Is "merciful" a word that defines my character? It was a scathing question and one I was rather uncomfortable answering.

It struck me especially after this past week when I had my very frightening accident on the icy roads, that mercy is something I expect from God because I know Him to be faithful. It never once entered my mind as I prayed that He might not be merciful to me, but I prayed in full assurance that He would indeed show mercy on me in that situation. Mercy, and being merciful is defintely one of the attributes of God, and every Christian knows that. There is rarely a day that goes by that in my daily prayers His mercy doesn't come to mind. In the course of nearly every day, something obvious occurs that demonstrates the mercy of God on either myself or someone close to me. In reality, His mercy is displayed in even the smallest most overlooked events in the course of each day.

In that vein I had to question myself once again and ask "is mercy or being merciful something that others expect of me, because they know me to be faithful in extending mercy?" Again, the answer I had to honestly deal with was not one that I was happy with.

There are ample opportunities each day for me to be merciful, in the context of showing kindness and compassion and offering help to those who are in need. Those who are in need are not just the miserable and afflicted in the strict sort of medical or emotional sense of the words - but they can be those who are unsaved and perfectly content in that state (as many of us were deceived to be content in that state). Those in need can also be my children or my husband. They can be people in my church, people I know I online, or someone I come across at the grocery store. They can also be people that I know that I strongly disagree with, or that quite frankly just get on my last nerve and drive me to monumental frustration.

If being merciful can be defined as having compassion for and kindness towards those in need, combined with a desire to be a help to them - then the opposite of merciful would have to be apathy or unkindness with no desire to help at all. I am not proud to admit that there are times when that is exactly how I feel towards certain people and/or situations. Other times I feel a sort of combination of maybe feeling compassionate but no real desire to help. This is definitely not something I like but its an honest assessment of my character when it comes to being merciful.

I recently finished Jerry Bridges' Respectable Sins, and this post is a result of the deep thinking and daily prayer that has occured after reading the book. These are things that the Lord had been bringing to my thoughts for some time now, so the timing of the book making its way into my hands was without question in my mind, purely God's providence.

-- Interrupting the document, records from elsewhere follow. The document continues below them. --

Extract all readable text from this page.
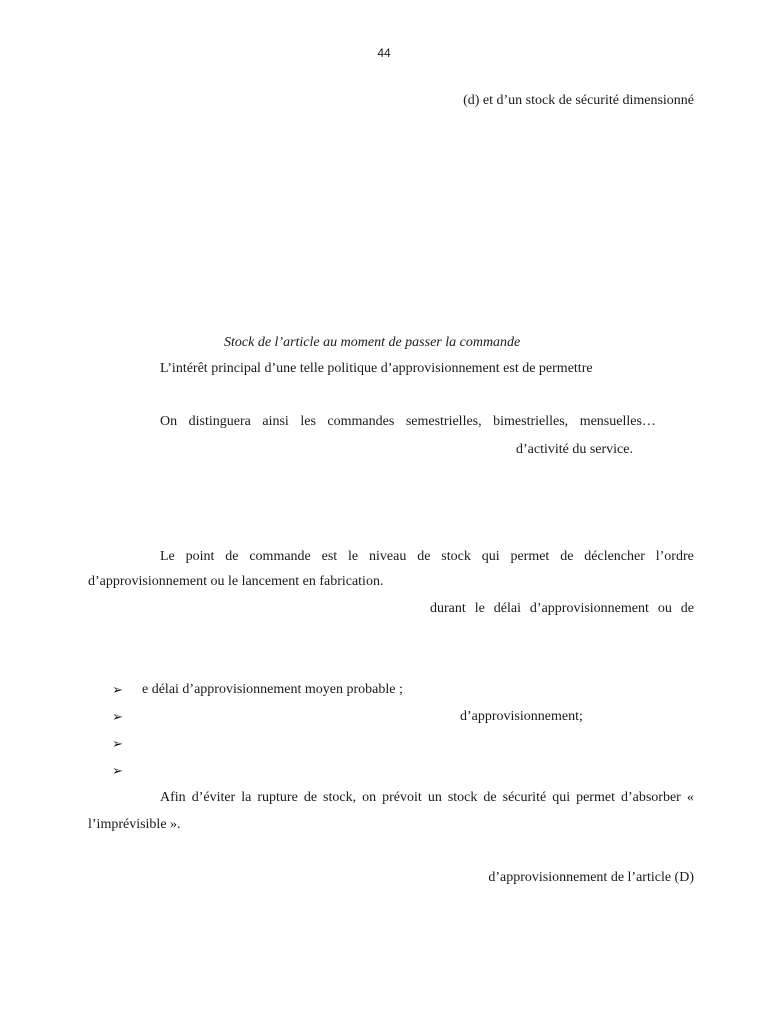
44
(d) et d’un stock de sécurité dimensionné
Stock de l’article au moment de passer la commande
L’intérêt principal d’une telle politique d’approvisionnement est de permettre
On distinguera ainsi les commandes semestrielles, bimestrielles, mensuelles…
d’activité du service.
Le point de commande est le niveau de stock qui permet de déclencher l’ordre
d’approvisionnement ou le lancement en fabrication.
durant le délai d’approvisionnement ou de
➢ e délai d’approvisionnement moyen probable ;
➢	d’approvisionnement;
➢
➢
Afin d’éviter la rupture de stock, on prévoit un stock de sécurité qui permet d’absorber «
l’imprévisible ».
d’approvisionnement de l’article (D)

I am thankful that the Lord orchestrates events and circumstances that allow us the opportunity to be tested, and to further our sanctification. Sometimes they're painful, sometimes they're scary and sometimes we might feel like we've failed with flying colors, but the truth of the matter is that these are good things, and will cause us to seek His wisdom and guidance all the more.

And He gives it, because we are indeed those who are miserable, and afflicted.